Bainbridge Republican, April 4, 1878
At 12 o'clock last week Saturday morning, Mrs. Jacob Bixby passed from her home on earth to heaven.  Mrs. Bixby for the past four years has been a great sufferer caused from an accident which happened to her while returning from Quarterly Conference at North Afton, July 19th, 1874.  The Bainbridge Republican under date of July 25th, 1874 says:  "While in East Afton, Mrs. Jacob Bixby was thrown from a wagon by a sudden start of the horse (the seat being loose) and severely injured about the spine.  Two other ladies, with infants, occupied the same, seat, but they fortunately escaped unhurt.  Mrs. B. was brought home on a bed, medical aid called in and she was soon brought to her senses, but it will be some time before she will be able to go about."

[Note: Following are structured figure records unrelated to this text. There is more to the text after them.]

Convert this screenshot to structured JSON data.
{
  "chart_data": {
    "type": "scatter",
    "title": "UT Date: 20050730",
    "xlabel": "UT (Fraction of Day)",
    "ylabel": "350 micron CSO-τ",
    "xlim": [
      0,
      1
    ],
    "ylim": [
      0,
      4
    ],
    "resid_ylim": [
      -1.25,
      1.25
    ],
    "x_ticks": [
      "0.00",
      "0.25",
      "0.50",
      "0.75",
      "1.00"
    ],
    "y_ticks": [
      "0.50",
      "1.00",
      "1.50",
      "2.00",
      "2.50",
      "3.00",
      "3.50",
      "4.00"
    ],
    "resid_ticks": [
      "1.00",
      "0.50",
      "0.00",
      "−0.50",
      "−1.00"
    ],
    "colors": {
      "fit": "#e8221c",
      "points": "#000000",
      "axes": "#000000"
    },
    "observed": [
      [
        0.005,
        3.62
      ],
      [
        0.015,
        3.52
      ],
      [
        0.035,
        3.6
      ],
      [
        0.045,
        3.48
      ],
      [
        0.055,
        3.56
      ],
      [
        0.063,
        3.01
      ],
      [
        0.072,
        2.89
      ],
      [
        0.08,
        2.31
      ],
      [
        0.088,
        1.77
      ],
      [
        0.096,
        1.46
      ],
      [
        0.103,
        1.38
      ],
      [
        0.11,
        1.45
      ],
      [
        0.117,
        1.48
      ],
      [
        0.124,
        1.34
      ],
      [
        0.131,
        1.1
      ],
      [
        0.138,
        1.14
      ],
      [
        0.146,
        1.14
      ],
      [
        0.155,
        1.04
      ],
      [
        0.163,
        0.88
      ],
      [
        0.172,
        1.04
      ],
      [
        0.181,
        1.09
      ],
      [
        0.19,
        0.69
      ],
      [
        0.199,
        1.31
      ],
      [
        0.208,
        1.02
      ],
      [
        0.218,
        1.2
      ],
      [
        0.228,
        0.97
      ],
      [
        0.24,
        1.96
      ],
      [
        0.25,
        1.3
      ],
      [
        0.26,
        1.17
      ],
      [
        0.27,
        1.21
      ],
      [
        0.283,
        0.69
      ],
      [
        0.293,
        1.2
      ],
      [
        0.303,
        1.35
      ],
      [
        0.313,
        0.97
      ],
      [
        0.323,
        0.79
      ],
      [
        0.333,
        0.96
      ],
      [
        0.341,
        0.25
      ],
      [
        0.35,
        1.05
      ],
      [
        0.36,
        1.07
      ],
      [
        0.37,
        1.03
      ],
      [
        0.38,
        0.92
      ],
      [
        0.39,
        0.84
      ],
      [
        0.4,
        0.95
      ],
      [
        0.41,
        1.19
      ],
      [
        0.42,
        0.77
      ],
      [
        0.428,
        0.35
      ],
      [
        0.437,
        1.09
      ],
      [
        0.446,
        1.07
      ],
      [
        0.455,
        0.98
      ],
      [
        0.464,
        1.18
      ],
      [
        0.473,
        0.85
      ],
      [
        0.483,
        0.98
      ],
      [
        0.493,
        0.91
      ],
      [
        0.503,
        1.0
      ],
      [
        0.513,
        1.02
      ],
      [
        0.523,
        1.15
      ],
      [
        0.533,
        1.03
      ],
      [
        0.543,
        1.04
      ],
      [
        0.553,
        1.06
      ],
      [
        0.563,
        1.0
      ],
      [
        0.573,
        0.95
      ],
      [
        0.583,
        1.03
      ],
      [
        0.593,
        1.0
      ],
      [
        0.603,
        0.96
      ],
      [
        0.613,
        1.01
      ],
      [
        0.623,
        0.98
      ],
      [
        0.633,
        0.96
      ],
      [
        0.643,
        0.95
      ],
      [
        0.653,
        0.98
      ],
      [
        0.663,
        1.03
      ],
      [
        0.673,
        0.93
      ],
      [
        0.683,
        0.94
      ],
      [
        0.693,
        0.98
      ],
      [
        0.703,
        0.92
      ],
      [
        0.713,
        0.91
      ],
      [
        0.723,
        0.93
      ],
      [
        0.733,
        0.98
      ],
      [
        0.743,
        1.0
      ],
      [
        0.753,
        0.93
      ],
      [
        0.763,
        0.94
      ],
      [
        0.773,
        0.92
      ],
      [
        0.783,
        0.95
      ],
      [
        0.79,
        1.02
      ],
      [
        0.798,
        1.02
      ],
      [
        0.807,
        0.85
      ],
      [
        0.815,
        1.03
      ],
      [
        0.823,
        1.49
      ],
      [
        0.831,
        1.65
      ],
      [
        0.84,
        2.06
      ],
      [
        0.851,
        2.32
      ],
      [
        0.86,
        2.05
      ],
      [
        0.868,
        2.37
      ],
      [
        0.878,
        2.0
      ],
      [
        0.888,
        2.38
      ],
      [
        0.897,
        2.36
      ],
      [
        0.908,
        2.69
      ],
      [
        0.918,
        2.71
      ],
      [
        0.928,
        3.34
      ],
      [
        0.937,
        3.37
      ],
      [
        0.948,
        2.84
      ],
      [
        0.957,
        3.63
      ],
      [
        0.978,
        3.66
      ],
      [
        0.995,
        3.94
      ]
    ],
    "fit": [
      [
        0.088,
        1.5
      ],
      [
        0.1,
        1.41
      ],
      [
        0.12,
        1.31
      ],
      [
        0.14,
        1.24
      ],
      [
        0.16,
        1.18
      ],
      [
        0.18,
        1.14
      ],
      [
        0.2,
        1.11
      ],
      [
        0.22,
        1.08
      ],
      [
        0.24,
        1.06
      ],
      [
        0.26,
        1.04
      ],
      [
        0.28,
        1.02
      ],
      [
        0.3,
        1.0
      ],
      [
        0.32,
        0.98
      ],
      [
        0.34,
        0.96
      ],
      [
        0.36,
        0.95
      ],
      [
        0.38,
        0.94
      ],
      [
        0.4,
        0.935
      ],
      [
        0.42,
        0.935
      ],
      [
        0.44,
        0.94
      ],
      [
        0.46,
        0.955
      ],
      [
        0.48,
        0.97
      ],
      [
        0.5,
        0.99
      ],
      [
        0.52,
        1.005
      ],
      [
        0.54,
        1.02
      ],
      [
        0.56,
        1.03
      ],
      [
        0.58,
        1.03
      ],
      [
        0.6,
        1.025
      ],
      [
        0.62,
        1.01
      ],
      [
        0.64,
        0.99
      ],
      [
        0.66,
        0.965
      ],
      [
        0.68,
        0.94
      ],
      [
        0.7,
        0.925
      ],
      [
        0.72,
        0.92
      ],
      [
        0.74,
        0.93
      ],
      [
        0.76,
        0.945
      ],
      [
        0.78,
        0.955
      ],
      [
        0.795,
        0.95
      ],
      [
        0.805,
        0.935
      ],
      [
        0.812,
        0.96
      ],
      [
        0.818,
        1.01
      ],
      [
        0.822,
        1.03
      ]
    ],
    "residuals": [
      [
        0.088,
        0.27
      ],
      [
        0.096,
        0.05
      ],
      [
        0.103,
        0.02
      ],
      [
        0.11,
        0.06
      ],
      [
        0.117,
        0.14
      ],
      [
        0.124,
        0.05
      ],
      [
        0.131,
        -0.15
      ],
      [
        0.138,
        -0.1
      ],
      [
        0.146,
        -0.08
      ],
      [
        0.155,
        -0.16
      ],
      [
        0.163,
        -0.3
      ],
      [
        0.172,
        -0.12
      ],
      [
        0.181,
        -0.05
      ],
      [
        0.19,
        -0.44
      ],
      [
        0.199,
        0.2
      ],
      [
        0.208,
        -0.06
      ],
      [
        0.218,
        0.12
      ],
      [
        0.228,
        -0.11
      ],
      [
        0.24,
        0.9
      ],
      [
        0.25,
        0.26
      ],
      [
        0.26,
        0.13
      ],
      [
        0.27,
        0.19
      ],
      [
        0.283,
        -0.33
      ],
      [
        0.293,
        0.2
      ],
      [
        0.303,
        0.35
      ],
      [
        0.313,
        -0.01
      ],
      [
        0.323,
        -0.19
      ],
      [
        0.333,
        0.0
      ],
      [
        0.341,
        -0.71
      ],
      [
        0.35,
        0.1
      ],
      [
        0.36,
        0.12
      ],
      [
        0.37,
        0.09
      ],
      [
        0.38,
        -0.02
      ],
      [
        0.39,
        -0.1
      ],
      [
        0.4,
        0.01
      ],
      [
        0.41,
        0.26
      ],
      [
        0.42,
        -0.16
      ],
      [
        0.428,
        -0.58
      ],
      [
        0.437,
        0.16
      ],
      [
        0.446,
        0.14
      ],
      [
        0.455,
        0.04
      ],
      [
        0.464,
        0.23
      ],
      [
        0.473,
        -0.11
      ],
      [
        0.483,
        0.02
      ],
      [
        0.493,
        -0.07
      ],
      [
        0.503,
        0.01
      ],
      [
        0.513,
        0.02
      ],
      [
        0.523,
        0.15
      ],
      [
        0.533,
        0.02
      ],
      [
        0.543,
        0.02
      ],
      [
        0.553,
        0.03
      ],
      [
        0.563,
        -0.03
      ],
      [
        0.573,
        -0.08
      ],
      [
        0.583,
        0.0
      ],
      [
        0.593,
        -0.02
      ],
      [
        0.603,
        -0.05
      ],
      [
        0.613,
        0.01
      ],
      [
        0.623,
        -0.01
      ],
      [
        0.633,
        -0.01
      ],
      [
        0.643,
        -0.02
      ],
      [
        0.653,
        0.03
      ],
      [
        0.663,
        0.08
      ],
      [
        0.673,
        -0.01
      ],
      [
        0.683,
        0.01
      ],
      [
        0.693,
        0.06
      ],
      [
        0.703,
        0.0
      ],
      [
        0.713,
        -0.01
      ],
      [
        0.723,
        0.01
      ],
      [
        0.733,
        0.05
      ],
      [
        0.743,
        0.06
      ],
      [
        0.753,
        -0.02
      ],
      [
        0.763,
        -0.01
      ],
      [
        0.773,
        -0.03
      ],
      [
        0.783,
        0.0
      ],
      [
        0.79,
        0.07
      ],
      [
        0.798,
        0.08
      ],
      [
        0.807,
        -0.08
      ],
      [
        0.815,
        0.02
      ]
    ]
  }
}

Although Mrs. Bixby fully recovered her senses, she never was able to do her household duties, but was confined continually to her bed.  From the first her body was wholly paralyzed from her neck down, but in time she was able to move her arms and hands, and could, by placed her food before her, help herself, but she never recovered farther, and to the time of her death was helpless.  All who were acquainted with Mrs. Bixby knew her to be a lady of excellent qualities, and of a very mild and friendly disposition.  She bore her trial, with that patience and submission due to a saint, and never murmured on account of her sad fate.  She was a firm believer in prayer, and often has said that it was her only hope.  During the last few weeks of her life she was a great sufferer. Death was a happy relief. As such, she welcomed it.  While deeply mourning her loss, those that know how great was her suffering, recognize that their loss is her gain.  With peculiar force it could be said of her that to depart and be with Christ was far better.

Mrs. Bixby was born at North New Berlin, Chenango County, N.Y. Dec. 25, 1824.  Her maiden name was Artemissa Darling.  On the 25 of December 1849, she was married to Jacob Bixby, in West Davenport, and was a sister of Mr. Bixby's first wife.  The family of the deceased have the sympathy of the entire community.  Her funeral services were held in the M.E. Church on Monday of this week, Rev. N.S. Reynolds officiating and a large number of relatives and friends were present.  Her remains were interred in the cemetery at this place.

Death  Notices
Chenango Semi-Weekly Telegraph, April `13, 1878

BILLINGS:  In Smyrna [Chenango Co., NY], April 12, 1878, J.T. Billings, aged 79 years.

HOLCOMB:  In Afton [Chenango Co., NY], March 31st, Mrs. C.H. Holcomb, aged 76 years.

BINGHAM:  In Columbus [Chenango Co., NY], April 3d, Mrs. Elvira [Bingham], wife of Wellington Bingham, aged 29 years, 9 months and 4 days.

CRANDALL:  In Oxford [Chenango Co., NY], April 4th, Eliza [Crandall], wife of Allington Crandall, aged 54 years.

ROOT:  In Oxford [Chenango Co., NY], April 5th, Harriet [Root], daughter of Charles Root, aged 18 years.

STOWBRIDGE:  In Syracuse [Onondaga Co., NY], April 2d, Daniel D. Strowbridge, aged 71 years, formerly of this place [Norwich, Chenango Co., NY].  Thus has passed to his reward a faithful Christian. Those who knew him best, realize most how brightly the graces of the spirit shone forth in his daily life.  He labored earnestly to lead souls to Christ.  Doubtless many will rise up in the last great day and call him blessed.